Breaking the shame spiral. Self-criticism often leads to increased procrastination as individuals attempt to avoid negative feelings associated with their perceived failures. Cultivating self-compassion interrupts this cycle, allowing for a more constructive approach to challenges.

Practicing self-compassion:

  • Acknowledge difficulties without judgment
  • Recognize that struggles are part of the universal human experience
  • Treat yourself with the same kindness you would offer a friend
  • Use positive self-talk and affirmations
  • Celebrate small victories and progress

By fostering a more compassionate internal dialogue, individuals can reduce the emotional barriers to tackling difficult tasks and recover more quickly from setbacks.

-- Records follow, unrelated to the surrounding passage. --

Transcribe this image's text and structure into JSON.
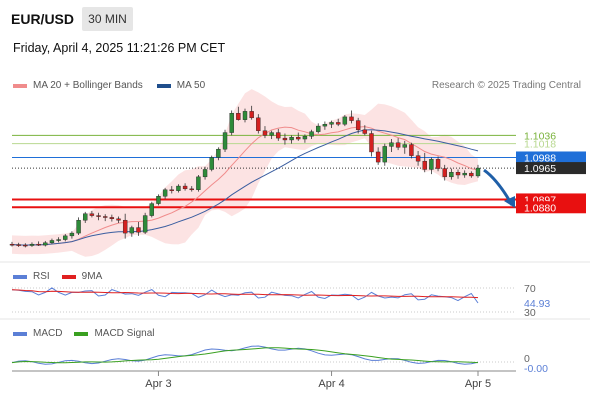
{
  "header": {
    "symbol": "EUR/USD",
    "timeframe": "30 MIN",
    "datetime": "Friday, April 4, 2025 11:21:26 PM CET",
    "credit": "Research © 2025 Trading Central"
  },
  "legends": {
    "main": [
      {
        "label": "MA 20 + Bollinger Bands",
        "color": "#f08c8c"
      },
      {
        "label": "MA 50",
        "color": "#1f4e8c"
      }
    ],
    "rsi": [
      {
        "label": "RSI",
        "color": "#5b7fd6"
      },
      {
        "label": "9MA",
        "color": "#e02020"
      }
    ],
    "macd": [
      {
        "label": "MACD",
        "color": "#5b7fd6"
      },
      {
        "label": "MACD Signal",
        "color": "#3aa020"
      }
    ]
  },
  "chart_data": {
    "type": "candlestick",
    "symbol": "EUR/USD",
    "timeframe": "30 MIN",
    "x_ticks": [
      "Apr 3",
      "Apr 4",
      "Apr 5"
    ],
    "price_levels": [
      {
        "value": 1.1036,
        "label": "1.1036",
        "kind": "resistance",
        "color": "#7ab33c"
      },
      {
        "value": 1.1018,
        "label": "1.1018",
        "kind": "resistance",
        "color": "#b8d890"
      },
      {
        "value": 1.0988,
        "label": "1.0988",
        "kind": "pivot",
        "color": "#1f6fd8"
      },
      {
        "value": 1.0965,
        "label": "1.0965",
        "kind": "last",
        "color": "#222222"
      },
      {
        "value": 1.0897,
        "label": "1.0897",
        "kind": "support",
        "color": "#e81010"
      },
      {
        "value": 1.088,
        "label": "1.0880",
        "kind": "support",
        "color": "#e81010"
      }
    ],
    "candles": [
      [
        1.08,
        1.0805,
        1.0795,
        1.0799
      ],
      [
        1.0799,
        1.0803,
        1.0794,
        1.0798
      ],
      [
        1.0798,
        1.0802,
        1.0793,
        1.0797
      ],
      [
        1.0797,
        1.0804,
        1.0794,
        1.08
      ],
      [
        1.08,
        1.0806,
        1.0796,
        1.0798
      ],
      [
        1.0798,
        1.0807,
        1.0795,
        1.0803
      ],
      [
        1.0803,
        1.0812,
        1.08,
        1.0808
      ],
      [
        1.0808,
        1.0815,
        1.0804,
        1.081
      ],
      [
        1.081,
        1.0822,
        1.0806,
        1.0818
      ],
      [
        1.0818,
        1.0828,
        1.0812,
        1.0824
      ],
      [
        1.0824,
        1.0858,
        1.082,
        1.0852
      ],
      [
        1.0852,
        1.087,
        1.0846,
        1.0866
      ],
      [
        1.0866,
        1.0872,
        1.0858,
        1.0862
      ],
      [
        1.0862,
        1.0868,
        1.0852,
        1.086
      ],
      [
        1.086,
        1.0865,
        1.085,
        1.0858
      ],
      [
        1.0858,
        1.0864,
        1.0849,
        1.0855
      ],
      [
        1.0855,
        1.086,
        1.0846,
        1.0852
      ],
      [
        1.0852,
        1.0866,
        1.0812,
        1.0824
      ],
      [
        1.0824,
        1.084,
        1.0816,
        1.0836
      ],
      [
        1.0836,
        1.0848,
        1.0818,
        1.0826
      ],
      [
        1.0826,
        1.0868,
        1.0822,
        1.0862
      ],
      [
        1.0862,
        1.0892,
        1.0858,
        1.0888
      ],
      [
        1.0888,
        1.0908,
        1.0884,
        1.0904
      ],
      [
        1.0904,
        1.0922,
        1.0898,
        1.0918
      ],
      [
        1.0918,
        1.0926,
        1.091,
        1.0916
      ],
      [
        1.0916,
        1.093,
        1.0912,
        1.0926
      ],
      [
        1.0926,
        1.0932,
        1.0916,
        1.092
      ],
      [
        1.092,
        1.0926,
        1.0914,
        1.0918
      ],
      [
        1.0918,
        1.095,
        1.0914,
        1.0946
      ],
      [
        1.0946,
        1.0968,
        1.094,
        1.0962
      ],
      [
        1.0962,
        1.0992,
        1.0958,
        1.0988
      ],
      [
        1.0988,
        1.101,
        1.0982,
        1.1006
      ],
      [
        1.1006,
        1.1048,
        1.1,
        1.1042
      ],
      [
        1.1042,
        1.109,
        1.1036,
        1.1084
      ],
      [
        1.1084,
        1.1098,
        1.1068,
        1.107
      ],
      [
        1.107,
        1.1094,
        1.1064,
        1.1088
      ],
      [
        1.1088,
        1.11,
        1.107,
        1.1074
      ],
      [
        1.1074,
        1.1082,
        1.104,
        1.1046
      ],
      [
        1.1046,
        1.1056,
        1.103,
        1.1036
      ],
      [
        1.1036,
        1.1046,
        1.1028,
        1.1042
      ],
      [
        1.1042,
        1.105,
        1.1024,
        1.103
      ],
      [
        1.103,
        1.104,
        1.1016,
        1.1026
      ],
      [
        1.1026,
        1.1036,
        1.1018,
        1.1032
      ],
      [
        1.1032,
        1.1042,
        1.1024,
        1.1028
      ],
      [
        1.1028,
        1.1038,
        1.102,
        1.1034
      ],
      [
        1.1034,
        1.1048,
        1.1028,
        1.1044
      ],
      [
        1.1044,
        1.1062,
        1.104,
        1.1056
      ],
      [
        1.1056,
        1.1066,
        1.1048,
        1.106
      ],
      [
        1.106,
        1.1068,
        1.1052,
        1.1064
      ],
      [
        1.1064,
        1.1072,
        1.1056,
        1.106
      ],
      [
        1.106,
        1.108,
        1.1056,
        1.1076
      ],
      [
        1.1076,
        1.109,
        1.1062,
        1.1068
      ],
      [
        1.1068,
        1.1074,
        1.104,
        1.1048
      ],
      [
        1.1048,
        1.1058,
        1.1036,
        1.104
      ],
      [
        1.104,
        1.1046,
        1.099,
        1.1
      ],
      [
        1.1,
        1.101,
        1.0972,
        1.0978
      ],
      [
        1.0978,
        1.1018,
        1.097,
        1.1012
      ],
      [
        1.1012,
        1.1028,
        1.1,
        1.102
      ],
      [
        1.102,
        1.103,
        1.1004,
        1.101
      ],
      [
        1.101,
        1.1024,
        1.0996,
        1.1016
      ],
      [
        1.1016,
        1.102,
        1.0986,
        1.0992
      ],
      [
        1.0992,
        1.1002,
        1.097,
        1.098
      ],
      [
        1.098,
        1.0998,
        1.0956,
        1.0962
      ],
      [
        1.0962,
        1.0988,
        1.0952,
        1.0984
      ],
      [
        1.0984,
        1.099,
        1.0958,
        1.0964
      ],
      [
        1.0964,
        1.0972,
        1.0938,
        1.0946
      ],
      [
        1.0946,
        1.0964,
        1.094,
        1.0956
      ],
      [
        1.0956,
        1.0962,
        1.0942,
        1.095
      ],
      [
        1.095,
        1.096,
        1.0944,
        1.0954
      ],
      [
        1.0954,
        1.0958,
        1.0944,
        1.0948
      ],
      [
        1.0948,
        1.0972,
        1.0944,
        1.0965
      ]
    ],
    "rsi": {
      "overbought": 70,
      "oversold": 30,
      "value": 44.93,
      "value_label": "44.93",
      "labels": [
        "70",
        "30"
      ]
    },
    "macd": {
      "zero_label": "0",
      "value_label": "-0.00"
    }
  }
}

8. Leverage social support and accountability

"Accountability partners can provide the external motivation and support needed to overcome procrastination habits."

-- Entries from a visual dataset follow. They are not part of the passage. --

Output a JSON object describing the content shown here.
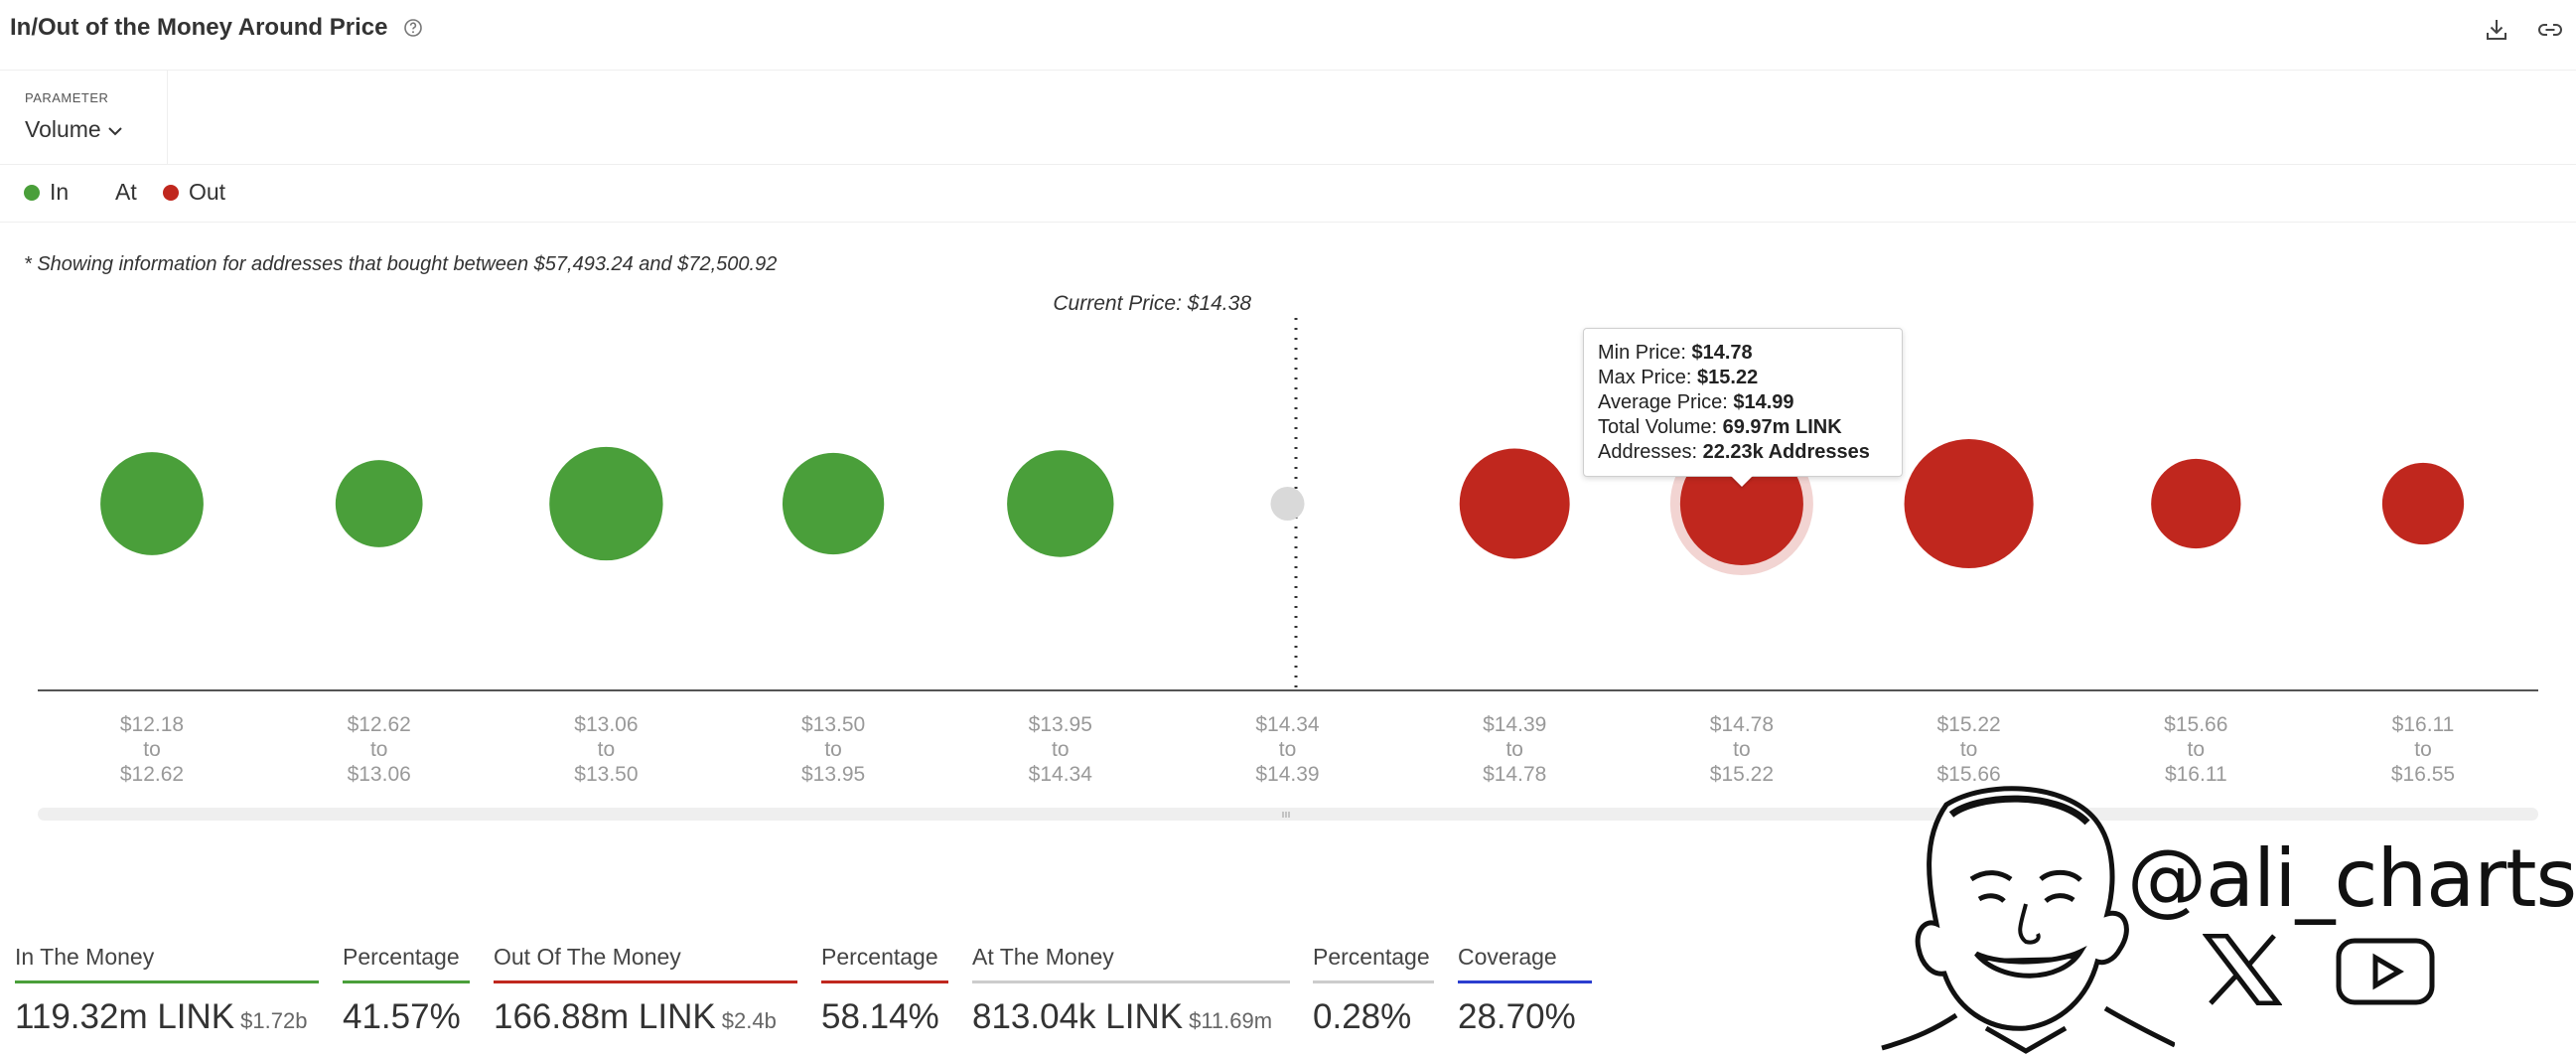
{
  "header": {
    "title": "In/Out of the Money Around Price",
    "help_icon": "question-circle-icon",
    "download_icon": "download-icon",
    "link_icon": "link-icon"
  },
  "parameter": {
    "label": "PARAMETER",
    "value": "Volume",
    "icon": "chevron-down-icon"
  },
  "legend": [
    {
      "label": "In",
      "color": "#4a9f3a"
    },
    {
      "label": "At",
      "color": null
    },
    {
      "label": "Out",
      "color": "#c0271e"
    }
  ],
  "note": "* Showing information for addresses that bought between $57,493.24 and $72,500.92",
  "current_price_label": "Current Price: $14.38",
  "chart_data": {
    "type": "scatter",
    "categories": [
      [
        "$12.18",
        "to",
        "$12.62"
      ],
      [
        "$12.62",
        "to",
        "$13.06"
      ],
      [
        "$13.06",
        "to",
        "$13.50"
      ],
      [
        "$13.50",
        "to",
        "$13.95"
      ],
      [
        "$13.95",
        "to",
        "$14.34"
      ],
      [
        "$14.34",
        "to",
        "$14.39"
      ],
      [
        "$14.39",
        "to",
        "$14.78"
      ],
      [
        "$14.78",
        "to",
        "$15.22"
      ],
      [
        "$15.22",
        "to",
        "$15.66"
      ],
      [
        "$15.66",
        "to",
        "$16.11"
      ],
      [
        "$16.11",
        "to",
        "$16.55"
      ]
    ],
    "status": [
      "in",
      "in",
      "in",
      "in",
      "in",
      "at",
      "out",
      "out",
      "out",
      "out",
      "out"
    ],
    "relative_volume": [
      0.7,
      0.5,
      0.85,
      0.68,
      0.75,
      0.1,
      0.8,
      1.0,
      1.1,
      0.53,
      0.44
    ],
    "colors": {
      "in": "#4a9f3a",
      "at": "#d9d9d9",
      "out": "#c0271e"
    },
    "highlighted_index": 7
  },
  "tooltip": {
    "min_label": "Min Price: ",
    "min_value": "$14.78",
    "max_label": "Max Price: ",
    "max_value": "$15.22",
    "avg_label": "Average Price: ",
    "avg_value": "$14.99",
    "vol_label": "Total Volume: ",
    "vol_value": "69.97m LINK",
    "addr_label": "Addresses: ",
    "addr_value": "22.23k Addresses"
  },
  "stats": {
    "in_money": {
      "label": "In The Money",
      "value": "119.32m LINK",
      "sub": "$1.72b",
      "color": "#4a9f3a"
    },
    "in_pct": {
      "label": "Percentage",
      "value": "41.57%",
      "color": "#4a9f3a"
    },
    "out_money": {
      "label": "Out Of The Money",
      "value": "166.88m LINK",
      "sub": "$2.4b",
      "color": "#c0271e"
    },
    "out_pct": {
      "label": "Percentage",
      "value": "58.14%",
      "color": "#c0271e"
    },
    "at_money": {
      "label": "At The Money",
      "value": "813.04k LINK",
      "sub": "$11.69m",
      "color": "#cccccc"
    },
    "at_pct": {
      "label": "Percentage",
      "value": "0.28%",
      "color": "#cccccc"
    },
    "coverage": {
      "label": "Coverage",
      "value": "28.70%",
      "color": "#2b3ecf"
    }
  },
  "watermark": {
    "handle": "@ali_charts",
    "x_icon": "x-logo-icon",
    "youtube_icon": "youtube-icon",
    "portrait": "cartoon-portrait-icon"
  }
}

Power of social commitment. Sharing goals and progress with others creates a sense of external accountability, increasing motivation to follow through on commitments. This social aspect can provide encouragement, feedback, and additional perspectives on challenges.

Implementing accountability strategies:

  • Find an accountability partner or join a group with similar goals
  • Schedule regular check-ins to discuss progress and obstacles
  • Use social media or apps to publicly track and share progress
  • Participate in challenges or competitions related to your goals
  • Seek mentorship from someone who has achieved similar objectives

By integrating social support into goal pursuit, individuals can harness external motivation and guidance to overcome procrastination tendencies.

9. Reframe tasks to align with personal values and goals

"When we connect our tasks to our core values and long-term aspirations, we find the motivation to overcome procrastination."

Increasing task significance. By consciously linking tasks to personal values and broader life goals, individuals can enhance their motivation and perceive greater meaning in their actions. This reframing can transform seemingly mundane or challenging tasks into important steps towards meaningful objectives.

Steps to reframe tasks:

  1. Identify core personal values and long-term goals
  2. Reflect on how specific tasks contribute to these values and goals
  3. Articulate the connection explicitly
  4. Visualize the positive impact of completing the task on your broader aspirations

Example reframes:

  • From "I have to study for this exam" to "I'm investing in my future career and personal growth"
  • From "I need to clean the house" to "I'm creating a peaceful environment that supports my well-being and family harmony"

By consistently practicing this reframing technique, individuals can cultivate a more purposeful approach to their tasks, reducing the tendency to procrastinate on important but challenging activities.